For a while she followed Wanda Landowska in playing Bach's keyboard music on a harpsichord but later returned to playing the piano. In 1970, Tureck performed in Boston for the Peabody Mason Concert series. She was an honorary fellow of St Hilda's College, Oxford.

Author William F. Buckley, a friend of Tureck's, when writing in his magazine National Review often called her "J.S. Bach's representative on Earth".

In a CBC radio special on Glenn Gould, the host told Tureck that Gould cited her as his "only" influence. He recalled: "It was playing of such uprightness, to put it into that moral sphere."
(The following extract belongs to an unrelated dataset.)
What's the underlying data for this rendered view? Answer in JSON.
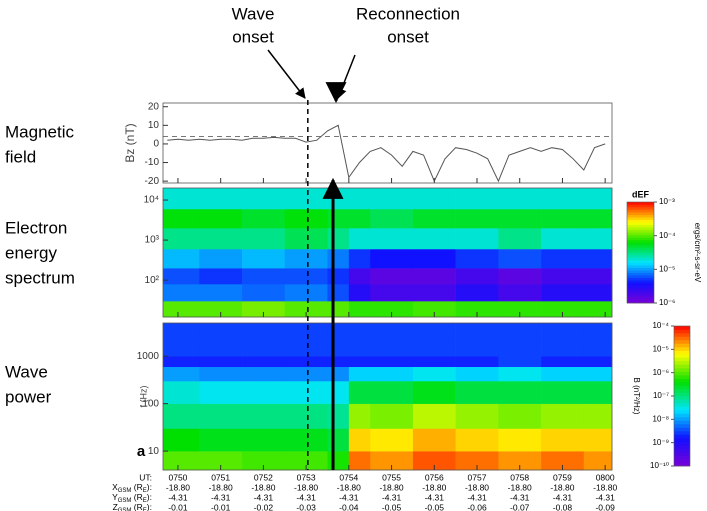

On March 18, 1986, she played during the state dinner hosted by President Ronald Reagan.

In 1990 she served on the jury of the Paloma O'Shea Santander International Piano Competition.

During 2000 and 2001, Tureck lived in Spain teaching and practicing every day of the week, specifically in Estepona, Málaga, where she remained for a year in retirement.

Tureck was among the founders of the Music Academy of the West summer conservatory in 1947.

She died at her home in Riverdale, New York City in 2003, aged 89. Her scores and recordings were given to the Music Division and the Rodgers & Hammerstein Archives of Recorded Sound, both divisions of the New York Public Library for the Performing Arts.